Australians Adam Scott and Jason Day both finished 2-over-par with their four scores from each of the majors, the best aggregate score in the world. Scott won the Masters (-9), struggled to a T-45 at the U.S. Open (+15), then collected a T-3 at the Open Championship (+1) and finished the majors season with a T-5 at the PGA Championship (-5). Though he never won, Day was more a bit more consistent: third at the Masters (-7), T-2 at the U.S. Open (+3), T-32 at the Open Championship (+9), and T-8 at the PGA Championship (-3).
The world No. 3 did not enjoy a good year at the majors, but what many forget is that he was awful in 2012’s first three majors as well. People don’t remember all that because he won the fourth, the PGA Championship. McIlroy couldn’t quite do the same this year, but he did record his first top-10 finish at a major, as his 3-under 277 tied him for eighth. It’s something positive to build on, especially considering he sat at 5-over at one point on Friday.

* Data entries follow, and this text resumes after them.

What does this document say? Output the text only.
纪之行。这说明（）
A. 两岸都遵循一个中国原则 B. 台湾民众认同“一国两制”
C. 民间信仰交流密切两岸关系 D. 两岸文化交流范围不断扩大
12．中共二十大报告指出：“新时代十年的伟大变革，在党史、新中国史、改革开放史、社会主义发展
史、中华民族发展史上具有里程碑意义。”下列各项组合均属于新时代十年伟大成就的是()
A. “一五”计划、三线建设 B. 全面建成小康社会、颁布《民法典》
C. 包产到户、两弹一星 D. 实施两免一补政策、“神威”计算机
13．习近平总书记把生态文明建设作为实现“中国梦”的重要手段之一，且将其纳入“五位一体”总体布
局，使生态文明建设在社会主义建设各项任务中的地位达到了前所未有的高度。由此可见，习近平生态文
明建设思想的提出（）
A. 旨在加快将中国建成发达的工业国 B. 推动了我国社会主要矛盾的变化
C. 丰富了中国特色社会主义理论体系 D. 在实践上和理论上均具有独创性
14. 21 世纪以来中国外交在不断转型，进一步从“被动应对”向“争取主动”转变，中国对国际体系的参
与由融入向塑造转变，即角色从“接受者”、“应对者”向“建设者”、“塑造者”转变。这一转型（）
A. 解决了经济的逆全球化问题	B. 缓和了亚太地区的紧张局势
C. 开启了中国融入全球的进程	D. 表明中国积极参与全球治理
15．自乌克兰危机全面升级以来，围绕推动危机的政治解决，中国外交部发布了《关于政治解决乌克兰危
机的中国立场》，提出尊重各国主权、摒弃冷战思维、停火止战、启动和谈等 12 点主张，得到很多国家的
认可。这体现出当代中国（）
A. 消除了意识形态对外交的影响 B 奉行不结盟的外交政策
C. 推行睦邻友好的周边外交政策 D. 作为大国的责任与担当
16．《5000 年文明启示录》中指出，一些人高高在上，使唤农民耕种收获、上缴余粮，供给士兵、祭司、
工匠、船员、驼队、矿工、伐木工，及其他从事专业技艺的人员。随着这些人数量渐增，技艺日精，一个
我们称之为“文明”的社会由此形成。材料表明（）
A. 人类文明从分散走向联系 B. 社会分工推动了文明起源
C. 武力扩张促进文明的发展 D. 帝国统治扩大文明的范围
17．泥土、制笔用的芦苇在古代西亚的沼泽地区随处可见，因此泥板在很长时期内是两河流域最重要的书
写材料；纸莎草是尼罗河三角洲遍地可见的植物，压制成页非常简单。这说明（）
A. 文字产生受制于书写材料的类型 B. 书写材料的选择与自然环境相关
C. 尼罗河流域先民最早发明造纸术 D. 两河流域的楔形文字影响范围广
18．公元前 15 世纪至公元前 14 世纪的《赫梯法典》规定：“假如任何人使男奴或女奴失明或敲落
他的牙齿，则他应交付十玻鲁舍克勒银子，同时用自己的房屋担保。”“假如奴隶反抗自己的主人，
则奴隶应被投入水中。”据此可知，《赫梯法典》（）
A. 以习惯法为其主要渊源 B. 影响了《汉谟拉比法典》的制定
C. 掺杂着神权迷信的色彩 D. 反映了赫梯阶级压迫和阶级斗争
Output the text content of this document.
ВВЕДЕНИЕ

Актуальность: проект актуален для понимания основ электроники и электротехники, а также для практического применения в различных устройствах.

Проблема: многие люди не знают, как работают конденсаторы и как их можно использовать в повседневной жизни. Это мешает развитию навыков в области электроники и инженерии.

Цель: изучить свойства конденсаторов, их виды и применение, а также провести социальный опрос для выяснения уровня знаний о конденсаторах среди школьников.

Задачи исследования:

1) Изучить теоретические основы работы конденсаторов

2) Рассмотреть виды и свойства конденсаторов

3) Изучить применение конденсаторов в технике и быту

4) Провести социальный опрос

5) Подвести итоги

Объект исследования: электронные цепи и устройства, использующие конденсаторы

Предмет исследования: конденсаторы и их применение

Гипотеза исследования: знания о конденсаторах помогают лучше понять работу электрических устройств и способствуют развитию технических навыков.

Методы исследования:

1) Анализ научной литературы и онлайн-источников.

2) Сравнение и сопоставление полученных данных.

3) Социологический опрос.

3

When he snatched back the world No. 1 ranking in March, it almost seemed guaranteed that he’d finally snap his majors drought. But all the big ones have played out and Woods still hasn’t won one since his 14th at the 2008 U.S. Open. He placed in the top six at the 2013 Masters (T-4) and Open Championship (T-6), but he finished outside the top 30 at the U.S. Open (T-32) and PGA Championship (T-40).
Lefty couldn’t have been more confident as he arrived at Oak Hill. He won his first Open Championship three weeks earlier, and spoke about how great it would be to battle Woods while the two were (seemingly) at the top of their games. But Mickelson couldn’t get under 71 all week, and his 78 on Saturday matched his worst score ever in a PGA Championship.
The man frustratingly sitting atop the Best Player Without A Major list continues to be Lee Westwood. He’s 40 but his top-3 finishes at majors are only getting more frequent; he owns eight, the most of any golfer without a win since 1934. But the absence of a major win is only growing larger. His 3-over T-33 finish at the PGA Championship was the worst of his majors season.